(Ahlul Bayt News Agency) - A top Islamist leader in Libya's rebel-held east denied on Thursday that Islamist rebels have forged an alliance with Muammar Gaddafi’s family.
Gaddafi’s son Seif al-Islam told The New York Times that his family had forged an alliance with Islamist rebels among the insurgents to drive out the secular opposition to his father's 40-year rule.
"Seif al-Islam's statement is baseless. It's a lie that seeks to create a crack in the national accord," Ali Sallabi told AFP over the telephone.
Sallabi acknowledged making conversations with Seif.
"Our dialogue with them is always based on three points: Gaddafi and his sons must leave Libya, the capital (Tripoli) must be protected from destruction and the blood of Libyans must be spared. There is no doubt about these constants," he said.
"We support pluralism and justice. Libyans have the right to build a democratic state and political parties."
Sallabi said relations between the Islamists and seculars are "strong."
"We fight with them in the same trenches and Gaddafi and his sons cannot change that," he added.
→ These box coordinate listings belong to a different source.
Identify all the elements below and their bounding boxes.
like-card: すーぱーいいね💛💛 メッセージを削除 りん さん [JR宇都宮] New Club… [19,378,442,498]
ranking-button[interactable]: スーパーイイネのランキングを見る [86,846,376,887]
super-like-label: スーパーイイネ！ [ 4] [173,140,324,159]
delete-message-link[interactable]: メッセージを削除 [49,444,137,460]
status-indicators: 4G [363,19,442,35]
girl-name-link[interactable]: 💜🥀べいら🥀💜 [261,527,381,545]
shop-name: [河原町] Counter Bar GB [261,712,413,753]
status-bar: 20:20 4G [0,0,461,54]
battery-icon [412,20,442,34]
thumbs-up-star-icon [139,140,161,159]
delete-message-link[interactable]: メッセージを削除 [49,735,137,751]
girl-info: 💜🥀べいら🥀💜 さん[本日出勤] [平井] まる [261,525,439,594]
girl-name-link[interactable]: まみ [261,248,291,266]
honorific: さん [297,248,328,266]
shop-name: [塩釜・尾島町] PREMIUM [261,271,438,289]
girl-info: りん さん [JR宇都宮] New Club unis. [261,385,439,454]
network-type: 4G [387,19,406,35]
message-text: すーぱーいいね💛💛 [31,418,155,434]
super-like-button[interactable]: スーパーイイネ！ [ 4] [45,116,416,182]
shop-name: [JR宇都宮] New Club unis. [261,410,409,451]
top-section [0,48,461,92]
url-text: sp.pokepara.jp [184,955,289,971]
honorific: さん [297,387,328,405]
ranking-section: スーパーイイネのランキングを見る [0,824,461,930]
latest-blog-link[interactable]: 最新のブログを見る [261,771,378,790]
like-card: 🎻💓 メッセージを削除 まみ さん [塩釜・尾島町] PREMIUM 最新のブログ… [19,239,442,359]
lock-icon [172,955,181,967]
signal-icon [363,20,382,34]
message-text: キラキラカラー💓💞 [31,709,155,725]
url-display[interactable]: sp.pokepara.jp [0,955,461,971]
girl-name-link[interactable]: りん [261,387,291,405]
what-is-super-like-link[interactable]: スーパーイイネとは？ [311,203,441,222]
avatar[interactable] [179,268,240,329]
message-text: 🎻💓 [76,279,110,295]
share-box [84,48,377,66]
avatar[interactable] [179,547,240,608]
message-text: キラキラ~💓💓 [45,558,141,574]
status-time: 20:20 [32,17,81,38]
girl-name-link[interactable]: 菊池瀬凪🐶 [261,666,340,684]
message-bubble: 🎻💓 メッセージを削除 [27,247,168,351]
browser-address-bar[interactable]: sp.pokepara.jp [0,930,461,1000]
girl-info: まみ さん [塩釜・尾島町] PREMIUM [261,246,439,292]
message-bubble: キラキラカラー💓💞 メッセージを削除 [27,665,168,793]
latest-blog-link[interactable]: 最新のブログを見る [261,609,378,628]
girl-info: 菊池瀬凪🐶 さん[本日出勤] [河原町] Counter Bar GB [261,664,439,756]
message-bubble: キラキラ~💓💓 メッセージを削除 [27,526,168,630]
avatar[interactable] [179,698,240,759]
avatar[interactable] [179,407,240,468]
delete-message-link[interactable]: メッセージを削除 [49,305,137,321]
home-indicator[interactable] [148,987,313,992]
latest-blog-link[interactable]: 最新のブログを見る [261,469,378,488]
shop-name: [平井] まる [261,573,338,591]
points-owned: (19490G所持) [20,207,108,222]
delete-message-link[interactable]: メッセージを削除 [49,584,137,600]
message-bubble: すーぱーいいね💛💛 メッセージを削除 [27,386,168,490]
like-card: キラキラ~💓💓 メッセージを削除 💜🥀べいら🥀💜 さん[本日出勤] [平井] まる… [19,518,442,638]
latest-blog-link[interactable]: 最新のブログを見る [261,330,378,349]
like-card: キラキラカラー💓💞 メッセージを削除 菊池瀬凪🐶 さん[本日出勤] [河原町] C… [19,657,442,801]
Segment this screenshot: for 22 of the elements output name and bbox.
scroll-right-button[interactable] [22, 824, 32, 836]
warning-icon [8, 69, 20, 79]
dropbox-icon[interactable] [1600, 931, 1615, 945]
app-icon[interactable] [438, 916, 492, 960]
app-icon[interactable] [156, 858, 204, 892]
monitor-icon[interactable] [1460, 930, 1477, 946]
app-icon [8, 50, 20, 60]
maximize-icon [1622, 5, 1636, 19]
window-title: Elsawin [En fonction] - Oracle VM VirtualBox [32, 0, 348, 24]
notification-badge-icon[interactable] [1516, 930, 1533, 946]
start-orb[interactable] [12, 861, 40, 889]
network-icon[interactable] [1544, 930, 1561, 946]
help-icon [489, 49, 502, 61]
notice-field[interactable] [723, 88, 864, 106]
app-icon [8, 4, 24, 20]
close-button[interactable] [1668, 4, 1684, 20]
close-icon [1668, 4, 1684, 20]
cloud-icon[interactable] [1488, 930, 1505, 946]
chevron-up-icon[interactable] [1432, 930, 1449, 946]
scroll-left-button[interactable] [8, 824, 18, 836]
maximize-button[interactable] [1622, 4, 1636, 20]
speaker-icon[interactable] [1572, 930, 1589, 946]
The rebels include some Islamists, but insist they are united in wanting to overthrow Gaddafi and establish a democratic government.
In the Times interview, Seif said the Islamists were "the real force on the ground" and that Western powers would have to come to terms with them.
He repeated the government's contention that Islamists were behind last week's killing of General Abdel Fatah Yunis, who was Moamer Kadhafi's right-hand man for decades prior to his defection earlier this year.
"They decided to get rid of those people -- the ex-military people like Abdel Fatah and the liberals -- to take control of the whole operation," Seif told the Times. "In other words, to take off the mask."
But Sallabi denied that.
"We condemn the criminal act against the martyr Abdel Fatah. We support probing the murder to put the killers on trial, regardless of their identity," he said.
"It is impossible that Islamists did such heinous crime. We condemn extremism and radicalism ... Islamist or secular."
Sallabi said "there are strong signs that the fifth column of Gaddafi’s regime was behind the murder."